Nearly all established large vendors and providers have approached Big Data from a technology only standpoint with the most popular strategy being: “How do we make our existing products work with/on Hadoop?” The result has been a vendor solution approach of “How do we do the business intelligence projects we’ve done for decades with our new Hadoop-connected software?” Here is where everything sort of goes off the tracks.
The methodology behind successful OLAP / business intelligence solutions from the past has necessarily been a waterfall approach. This is because OLAP tools and platform require design decisions to be made upfront that will have a significant impact on your ability to report data out of these types of solutions. In effect this means a heavy upfront design and analysis phase followed by implementation phases and a testing phase. This has worked very well for most of the areas it is applied to such as demand forecasting, profitability tracing, and accounting. You could almost look at these as the hard sciences of information – they’re fundamentals and they’re not very likely to change once they are established (and rarely do they need to).

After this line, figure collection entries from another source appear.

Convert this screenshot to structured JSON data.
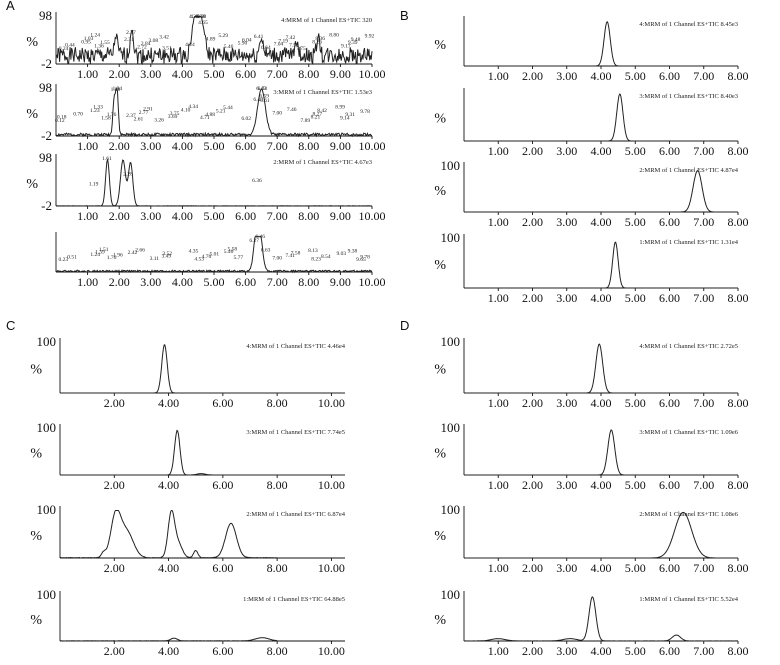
{
  "chart_data": [
    {
      "panel": "A",
      "type": "line",
      "x_tick_labels": [
        "1.00",
        "2.00",
        "3.00",
        "4.00",
        "5.00",
        "6.00",
        "7.00",
        "8.00",
        "9.00",
        "10.00"
      ],
      "xlim": [
        0,
        10
      ],
      "traces": [
        {
          "label": "4:MRM of 1 Channel ES+TIC 320",
          "y_top": "98",
          "y_pct": "%",
          "y_bottom": "-2",
          "noise": 0.35,
          "peaks": [
            [
              4.4,
              0.95,
              0.1
            ],
            [
              4.6,
              0.85,
              0.1
            ],
            [
              2.4,
              0.7,
              0.05
            ],
            [
              1.9,
              0.5,
              0.05
            ],
            [
              6.5,
              0.45,
              0.06
            ],
            [
              8.3,
              0.5,
              0.05
            ],
            [
              7.6,
              0.4,
              0.05
            ]
          ],
          "peak_labels": [
            "0.24",
            "0.44",
            "0.95",
            "1.03",
            "1.24",
            "1.36",
            "1.55",
            "2.31",
            "2.37",
            "2.72",
            "2.84",
            "3.08",
            "3.42",
            "3.51",
            "4.24",
            "4.40",
            "4.36",
            "4.58",
            "4.60",
            "4.65",
            "4.89",
            "5.29",
            "5.46",
            "5.90",
            "6.04",
            "6.41",
            "6.64",
            "7.04",
            "7.19",
            "7.42",
            "7.75",
            "7.53",
            "8.26",
            "8.36",
            "8.80",
            "9.17",
            "9.39",
            "9.48",
            "9.92"
          ]
        },
        {
          "label": "3:MRM of 1 Channel ES+TIC 1.53e3",
          "y_top": "98",
          "y_pct": "%",
          "y_bottom": "-2",
          "noise": 0.06,
          "peaks": [
            [
              1.93,
              0.97,
              0.04
            ],
            [
              1.84,
              0.75,
              0.04
            ],
            [
              6.48,
              0.55,
              0.12
            ],
            [
              6.53,
              0.45,
              0.12
            ]
          ],
          "peak_labels": [
            "0.12",
            "0.18",
            "0.70",
            "1.23",
            "1.33",
            "1.58",
            "1.76",
            "1.88",
            "1.94",
            "2.61",
            "2.37",
            "2.77",
            "2.91",
            "3.26",
            "3.69",
            "3.75",
            "4.10",
            "4.34",
            "4.71",
            "4.88",
            "5.21",
            "5.44",
            "6.02",
            "6.40",
            "6.49",
            "6.53",
            "6.59",
            "6.61",
            "7.00",
            "7.46",
            "7.89",
            "8.21",
            "8.27",
            "8.42",
            "8.99",
            "9.14",
            "9.31",
            "9.78"
          ]
        },
        {
          "label": "2:MRM of 1 Channel ES+TIC 4.67e3",
          "y_top": "98",
          "y_pct": "%",
          "y_bottom": "-2",
          "noise": 0.004,
          "peaks": [
            [
              1.63,
              0.97,
              0.06
            ],
            [
              2.12,
              0.96,
              0.08
            ],
            [
              2.36,
              0.9,
              0.07
            ]
          ],
          "peak_labels": [
            "1.61",
            "2.28",
            "1.19",
            "6.36"
          ]
        },
        {
          "label": "",
          "y_top": "",
          "y_pct": "",
          "y_bottom": "",
          "noise": 0.05,
          "peaks": [
            [
              6.33,
              0.95,
              0.08
            ],
            [
              6.46,
              0.95,
              0.08
            ]
          ],
          "peak_labels": [
            "0.23",
            "0.51",
            "1.24",
            "1.39",
            "1.51",
            "1.76",
            "1.96",
            "2.42",
            "2.66",
            "3.11",
            "3.49",
            "3.52",
            "4.35",
            "4.53",
            "4.76",
            "5.01",
            "5.46",
            "5.58",
            "5.77",
            "6.27",
            "6.46",
            "6.63",
            "7.00",
            "7.41",
            "7.58",
            "8.13",
            "8.23",
            "8.54",
            "9.03",
            "9.38",
            "9.65",
            "9.78"
          ]
        }
      ]
    },
    {
      "panel": "B",
      "type": "line",
      "x_tick_labels": [
        "1.00",
        "2.00",
        "3.00",
        "4.00",
        "5.00",
        "6.00",
        "7.00",
        "8.00"
      ],
      "xlim": [
        0,
        8
      ],
      "traces": [
        {
          "label": "4:MRM of 1 Channel ES+TIC 8.45e3",
          "y_top": "",
          "y_pct": "%",
          "y_bottom": "",
          "noise": 0,
          "peaks": [
            [
              4.18,
              0.96,
              0.09
            ]
          ]
        },
        {
          "label": "3:MRM of 1 Channel ES+TIC 8.40e3",
          "y_top": "",
          "y_pct": "%",
          "y_bottom": "",
          "noise": 0,
          "peaks": [
            [
              4.55,
              0.96,
              0.09
            ]
          ]
        },
        {
          "label": "2:MRM of 1 Channel ES+TIC 4.87e4",
          "y_top": "100",
          "y_pct": "%",
          "y_bottom": "",
          "noise": 0,
          "peaks": [
            [
              6.82,
              0.9,
              0.13
            ]
          ]
        },
        {
          "label": "1:MRM of 1 Channel ES+TIC 1.31e4",
          "y_top": "100",
          "y_pct": "%",
          "y_bottom": "",
          "noise": 0,
          "peaks": [
            [
              4.42,
              0.92,
              0.08
            ]
          ]
        }
      ]
    },
    {
      "panel": "C",
      "type": "line",
      "x_tick_labels": [
        "2.00",
        "4.00",
        "6.00",
        "8.00",
        "10.00"
      ],
      "xlim": [
        0,
        10.5
      ],
      "traces": [
        {
          "label": "4:MRM of 1 Channel ES+TIC 4.46e4",
          "y_top": "100",
          "y_pct": "%",
          "y_bottom": "",
          "noise": 0,
          "peaks": [
            [
              3.85,
              0.95,
              0.1
            ]
          ]
        },
        {
          "label": "3:MRM of 1 Channel ES+TIC 7.74e5",
          "y_top": "100",
          "y_pct": "%",
          "y_bottom": "",
          "noise": 0,
          "peaks": [
            [
              4.32,
              0.95,
              0.1
            ],
            [
              5.2,
              0.03,
              0.15
            ]
          ]
        },
        {
          "label": "2:MRM of 1 Channel ES+TIC 6.87e4",
          "y_top": "100",
          "y_pct": "%",
          "y_bottom": "",
          "noise": 0.01,
          "peaks": [
            [
              2.05,
              0.85,
              0.18
            ],
            [
              2.45,
              0.55,
              0.25
            ],
            [
              1.6,
              0.1,
              0.08
            ],
            [
              4.1,
              0.92,
              0.12
            ],
            [
              4.35,
              0.3,
              0.15
            ],
            [
              5.0,
              0.15,
              0.08
            ],
            [
              6.3,
              0.72,
              0.2
            ]
          ],
          "xmax": 8.0
        },
        {
          "label": "1:MRM of 1 Channel ES+TIC 64.88e5",
          "y_top": "100",
          "y_pct": "%",
          "y_bottom": "",
          "noise": 0.005,
          "peaks": [
            [
              4.2,
              0.06,
              0.12
            ],
            [
              7.45,
              0.07,
              0.25
            ]
          ],
          "xmax": 8.0
        }
      ]
    },
    {
      "panel": "D",
      "type": "line",
      "x_tick_labels": [
        "1.00",
        "2.00",
        "3.00",
        "4.00",
        "5.00",
        "6.00",
        "7.00",
        "8.00"
      ],
      "xlim": [
        0,
        8
      ],
      "traces": [
        {
          "label": "4:MRM of 1 Channel ES+TIC 2.72e5",
          "y_top": "100",
          "y_pct": "%",
          "y_bottom": "",
          "noise": 0,
          "peaks": [
            [
              3.95,
              0.96,
              0.1
            ]
          ]
        },
        {
          "label": "3:MRM of 1 Channel ES+TIC 1.09e6",
          "y_top": "100",
          "y_pct": "%",
          "y_bottom": "",
          "noise": 0,
          "peaks": [
            [
              4.3,
              0.96,
              0.1
            ]
          ]
        },
        {
          "label": "2:MRM of 1 Channel ES+TIC 1.08e6",
          "y_top": "100",
          "y_pct": "%",
          "y_bottom": "",
          "noise": 0,
          "peaks": [
            [
              6.4,
              0.95,
              0.25
            ]
          ]
        },
        {
          "label": "1:MRM of 1 Channel ES+TIC 5.52e4",
          "y_top": "100",
          "y_pct": "%",
          "y_bottom": "",
          "noise": 0.003,
          "peaks": [
            [
              3.75,
              0.96,
              0.1
            ],
            [
              1.0,
              0.05,
              0.2
            ],
            [
              3.1,
              0.05,
              0.2
            ],
            [
              6.2,
              0.13,
              0.12
            ]
          ]
        }
      ]
    }
  ]
}
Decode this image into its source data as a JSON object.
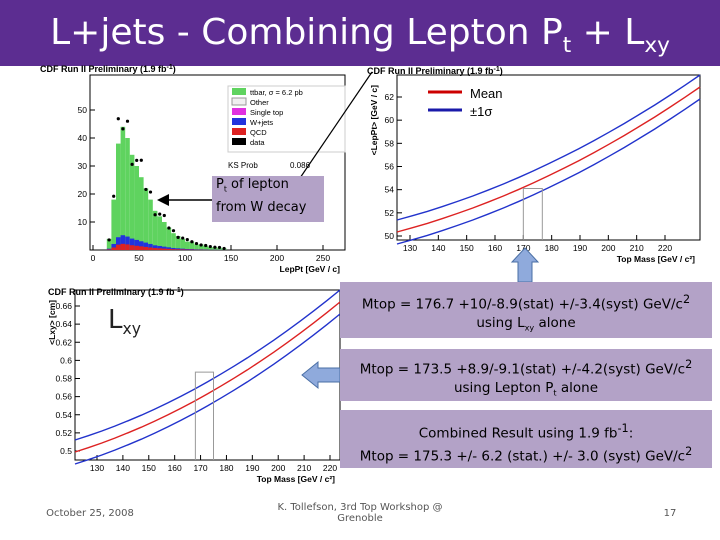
{
  "header": {
    "title": [
      "L+jets - Combining Lepton P",
      "t",
      " + L",
      "xy"
    ]
  },
  "plots": [
    {
      "header": [
        "CDF Run II Preliminary (1.9 fb",
        "-1",
        ")"
      ],
      "yticks": [
        "10",
        "20",
        "30",
        "40",
        "50"
      ],
      "xticks": [
        "0",
        "50",
        "100",
        "150",
        "200",
        "250"
      ],
      "xlabel": "LepPt [GeV / c]",
      "legend": [
        "ttbar, σ = 6.2 pb",
        "Other",
        "Single top",
        "W+jets",
        "QCD",
        "data"
      ],
      "ks": [
        "KS Prob",
        "0.086"
      ]
    },
    {
      "header": [
        "CDF Run II Preliminary (1.9 fb",
        "-1",
        ")"
      ],
      "yticks": [
        "50",
        "52",
        "54",
        "56",
        "58",
        "60",
        "62"
      ],
      "xticks": [
        "130",
        "140",
        "150",
        "160",
        "170",
        "180",
        "190",
        "200",
        "210",
        "220"
      ],
      "xlabel": "Top Mass [GeV / c²]",
      "ylabel": "<LepPt> [GeV / c]"
    },
    {
      "header": [
        "CDF Run II Preliminary (1.9 fb",
        "-1",
        ")"
      ],
      "yticks": [
        "0.5",
        "0.52",
        "0.54",
        "0.56",
        "0.58",
        "0.6",
        "0.62",
        "0.64",
        "0.66"
      ],
      "xticks": [
        "130",
        "140",
        "150",
        "160",
        "170",
        "180",
        "190",
        "200",
        "210",
        "220"
      ],
      "xlabel": "Top Mass [GeV / c²]",
      "ylabel": "<Lxy> [cm]"
    }
  ],
  "legend": [
    "Mean",
    "±1σ"
  ],
  "callouts": {
    "pt": [
      "P",
      "t",
      " of lepton",
      "from W decay"
    ],
    "lxy": [
      "L",
      "xy"
    ]
  },
  "results": [
    {
      "line1": [
        "Mtop = 176.7 +10/-8.9(stat) +/-3.4(syst) GeV/c",
        "2"
      ],
      "line2": [
        "using L",
        "xy",
        " alone"
      ]
    },
    {
      "line1": [
        "Mtop = 173.5 +8.9/-9.1(stat) +/-4.2(syst) GeV/c",
        "2"
      ],
      "line2": [
        "using Lepton P",
        "t",
        " alone"
      ]
    },
    {
      "line1": [
        "Combined Result using 1.9 fb",
        "-1",
        ":"
      ],
      "line2": [
        "Mtop = 175.3 +/- 6.2 (stat.) +/- 3.0 (syst) GeV/c",
        "2"
      ]
    }
  ],
  "footer": {
    "date": "October 25, 2008",
    "author": "K. Tollefson, 3rd Top Workshop @ Grenoble",
    "page": "17"
  }
}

This same approach falls flat with Big Data which brings with it much more diverse information sources. A much different and more lightweight or exploratory approach is needed to take advantage of the proliferation of data in the modern organization. Much like agile methodologies changed software development over the last decade a similar approach is needed for Big Data. Unlike earnings or financial calculations which are likely to be readily understood and described, the value in the diverse sources that are beginning to be called Big Data are much more opaque. To make things more complex still, the value is likely to be vastly different depending upon whom the consumer of this information is – and when they consume it. Whereas sales and finance were probably the most likely consumers of OLAP reporting; marking, product development, and operations are more likely to find value in this expanded Big Data story.
The real impact of Hadoop on Big Data will not be its ability to do OLAP cheaper or with larger data sets, but its ability to be used for rapid development and data exploration – building truly advanced analytics. Instead of spending months designing a solution only to find out its value, the approach is simply to store the data first and go back later to project a solution onto the data already at rest. To an experienced OLAP team this may seem ludicrous or downright blasphemous, but it is a necessary part of the Big Data experience. The reason it can work is that the cost of storing this data is so much lower than OLAP solutions that you can afford to experiment and find value incrementally – or scrap a project completely.
The major vendors that have jumped on the Big Data bandwagon are unlikely to mention this and so are many solution providers who have spent years developing carefully crafted waterfall approaches. The fact is that just like in software development, agile methodologies will add immense value to advanced analytics and are really the key to success.